Faits de société mercredi 15 août 2012
 

 

 

Les violences urbaines survenues dans la nuit de lundi à mardi, dans les quartiers Nord d’Amiens, sont liées à des tensions anciennes et récurrentes avec la police, explique le sociologue Didier Lapeyronnie, professeur à l’Université de la Sorbonne-Paris IV. Entretien.

Ces violences urbaines sont-elles liées à une jeunesse désœuvrée en période estivale ou sont-elles spécifiques à Amiens ?

Visiblement, il y a une tension ancienne dans ce quartier avec la police. Il me semble qu’il y a eu déjà des incidents cette année ; il y en a eu l’année dernière, et en 2010, et beaucoup d’émeutes ont eu lieu dans ce quartier dans les années 90.

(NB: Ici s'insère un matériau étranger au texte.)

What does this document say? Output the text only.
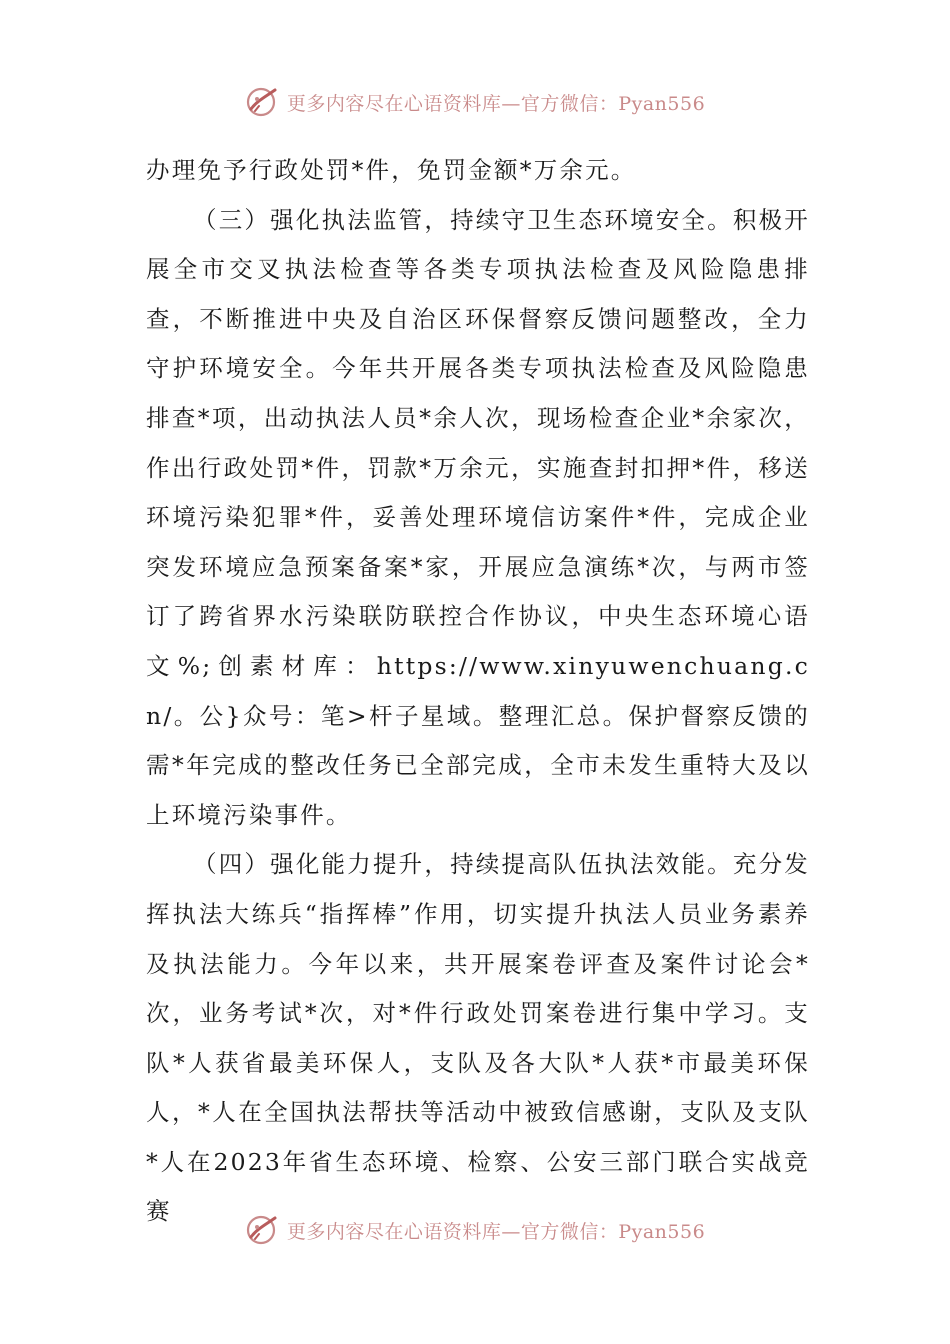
更多内容尽在心语资料库—官方微信：Pyan556

办理免予行政处罚*件，免罚金额*万余元。

（三）强化执法监管，持续守卫生态环境安全。积极开展全市交叉执法检查等各类专项执法检查及风险隐患排查，不断推进中央及自治区环保督察反馈问题整改，全力守护环境安全。今年共开展各类专项执法检查及风险隐患排查*项，出动执法人员*余人次，现场检查企业*余家次，作出行政处罚*件，罚款*万余元，实施查封扣押*件，移送环境污染犯罪*件，妥善处理环境信访案件*件，完成企业突发环境应急预案备案*家，开展应急演练*次，与两市签订了跨省界水污染联防联控合作协议，中央生态环境心语文%;创素材库：https://www.xinyuwenchuang.cn/。公}众号：笔>杆子星域。整理汇总。保护督察反馈的需*年完成的整改任务已全部完成，全市未发生重特大及以上环境污染事件。

（四）强化能力提升，持续提高队伍执法效能。充分发挥执法大练兵“指挥棒”作用，切实提升执法人员业务素养及执法能力。今年以来，共开展案卷评查及案件讨论会*次，业务考试*次，对*件行政处罚案卷进行集中学习。支队*人获省最美环保人，支队及各大队*人获*市最美环保人，*人在全国执法帮扶等活动中被致信感谢，支队及支队*人在2023年省生态环境、检察、公安三部门联合实战竞赛

更多内容尽在心语资料库—官方微信：Pyan556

Ce genre d’incidents intervient dans des endroits où il y a des tensions fortes avec la police, récurrentes, installées, qui constituent presque une forme d’identité collective et qui se cristallisent à certains moments.

C’est un processus assez classique : une intervention policière qui est mal jugée, mal comprise ou mal interprétée, qui entraîne le déchaînement de violence. Ce que je constate c’est que depuis les émeutes à Villiers-le-Bel, on a quand même franchi un pas dans la violence émeutière, puisqu’on a utilisé des chevrotines, comme à Villiers-le-Bel.

S’agit-il d’une protestation sociale ?

Ce genre d’événements ne survient pas dans le Ve arrondissement de Paris. À l’évidence, il y a une dimension sociale, mais pas seulement. Tout ça s’inscrit dans un climat général de tensions sociales, mais aussi politiques et avec les institutions de la République, qui s’est installé et durci notamment en raison des politiques menées par le gouvernement précédent.

S’en prendre aux bâtiments publics, c’est extrêmement fréquent dans ce genre d’émeute. Les gens ont le sentiment que les institutions, l’école ou la police, se sont éloignées d’eux. C’était la même chose à Vaulx-en-Velin en 1990, ou en 2005. […]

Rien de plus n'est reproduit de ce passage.